« La restauration vaginale améliore la fonction génitale » - Porphyre n° 579 du 24/09/2021 - Revues
 
Porphyre n° 579 du 24/09/2021
 

Exercer

Parlons cancéro

Auteur(s) : Christine Julien

La ménopause artifi cielle provoquée par les traitements anticancéreux, dont l’hormonothérapie, est responsable d’un syndrome génito-urinaire très invalidant. De nouvelles techniques peuvent améliorer l’intimité des femmes, avec au premier plan les lasers vaginaux.

Q’est-ce que la ménopause artificielle en cancérologie ?

C’est une ménopause provoquée par des traitements anticancéreux : ovariectomie (ablation des ovaires), chimiothérapie, hormonothérapie, avec le tamoxifène ou les anti-aromatases, et la radiothérapie du bassin, qui peut endommager les ovaires.

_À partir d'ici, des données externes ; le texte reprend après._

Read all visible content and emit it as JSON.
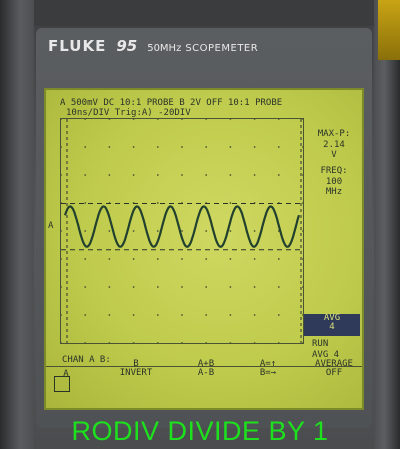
{
  "device": {
    "brand": "FLUKE",
    "model": "95",
    "bandwidth": "50MHz",
    "type": "SCOPEMETER"
  },
  "screen": {
    "header_line1": "A 500mV DC  10:1 PROBE B  2V OFF 10:1 PROBE",
    "header_line2": "10ns/DIV        Trig:A) -20DIV",
    "channel_marker": "A",
    "readings": {
      "max_p_label": "MAX-P:",
      "max_p_value": "2.14",
      "max_p_unit": "V",
      "freq_label": "FREQ:",
      "freq_value": "100",
      "freq_unit": "MHz"
    },
    "menu": {
      "avg_selected_line1": "AVG",
      "avg_selected_line2": "4",
      "run_line1": "RUN",
      "run_line2": "AVG 4"
    },
    "chan_label": "CHAN A B:",
    "softkeys": [
      {
        "line1": "A",
        "line2": ""
      },
      {
        "line1": "B",
        "line2": "INVERT"
      },
      {
        "line1": "A+B",
        "line2": "A-B"
      },
      {
        "line1": "A=↑",
        "line2": "B=→"
      },
      {
        "line1": "AVERAGE",
        "line2": "OFF"
      }
    ],
    "waveform": {
      "cycles": 7,
      "amplitude_div": 0.6,
      "offset_div": 0.2
    }
  },
  "caption": "RODIV DIVIDE BY 1",
  "colors": {
    "lcd": "#c8d257",
    "ink": "#2b3329",
    "caption": "#1de11d",
    "selection": "#2f3a5a"
  }
}
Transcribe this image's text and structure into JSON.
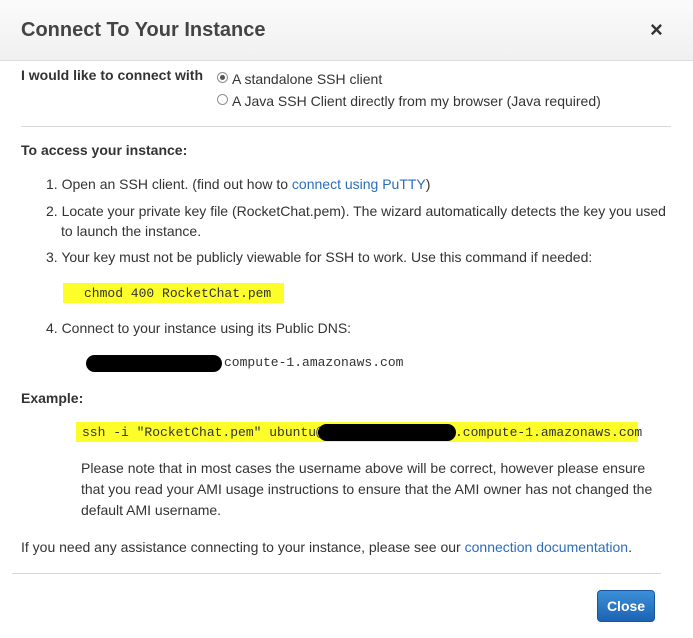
{
  "dialog": {
    "title": "Connect To Your Instance",
    "close_icon": "×"
  },
  "connect_with": {
    "label": "I would like to connect with",
    "options": [
      {
        "label": "A standalone SSH client",
        "checked": true
      },
      {
        "label": "A Java SSH Client directly from my browser (Java required)",
        "checked": false
      }
    ]
  },
  "access": {
    "heading": "To access your instance:",
    "step1_prefix": "1.  Open an SSH client. (find out how to ",
    "step1_link": "connect using PuTTY",
    "step1_suffix": ")",
    "step2_line1": "2.  Locate your private key file (RocketChat.pem). The wizard automatically detects the key you used",
    "step2_line2": "to launch the instance.",
    "step3": "3.  Your key must not be publicly viewable for SSH to work. Use this command if needed:",
    "chmod_command": "chmod 400 RocketChat.pem",
    "step4": "4.  Connect to your instance using its Public DNS:",
    "dns_suffix": "compute-1.amazonaws.com"
  },
  "example": {
    "heading": "Example:",
    "command_prefix": "ssh -i \"RocketChat.pem\" ubuntu@",
    "command_suffix": ".compute-1.amazonaws.com",
    "note_line1": "Please note that in most cases the username above will be correct, however please ensure",
    "note_line2": "that you read your AMI usage instructions to ensure that the AMI owner has not changed the",
    "note_line3": "default AMI username."
  },
  "assistance": {
    "prefix": "If you need any assistance connecting to your instance, please see our ",
    "link": "connection documentation",
    "suffix": "."
  },
  "footer": {
    "close_label": "Close"
  },
  "colors": {
    "highlight": "#fdfd2a",
    "link": "#2a6ebb",
    "button": "#1c63b3"
  }
}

Quelle différence y a-t-il avec une ménopause naturelle ?

Les traitements du cancer du sein, de la vulve ou des ovaires ont des conséquences sur la vie génitale. Ils aggravent une ménopause, ou en créent une très violente, qui peut être très profonde. On atrophie médicalement les ovaires afin qu’il n’y ait plus d’œstrogènes. À la différence d’une ménopause naturelle où la chute des œstrogènes est progressive, sur cinq ans en moyenne, elle est ici violente et survient en quelques semaines. Le corps conserve néanmoins beaucoup de récepteurs d’œstrogènes qui ne sont plus « nourris ».

Quelles sont les conséquences de la suppression des œstrogènes ?

Bouffées de chaleur, sueurs nocturnes, sécheresse vaginale, troubles du sommeil, de la libido, dyspareunie… et des symptômes urinaires, essentiellement des fuites avec une urgenturie. Quarante-deux troubles constituent le syndrome génito-urinaire de la ménopause (SGUM)*. Il toucherait près de trois femmes sur dix(1).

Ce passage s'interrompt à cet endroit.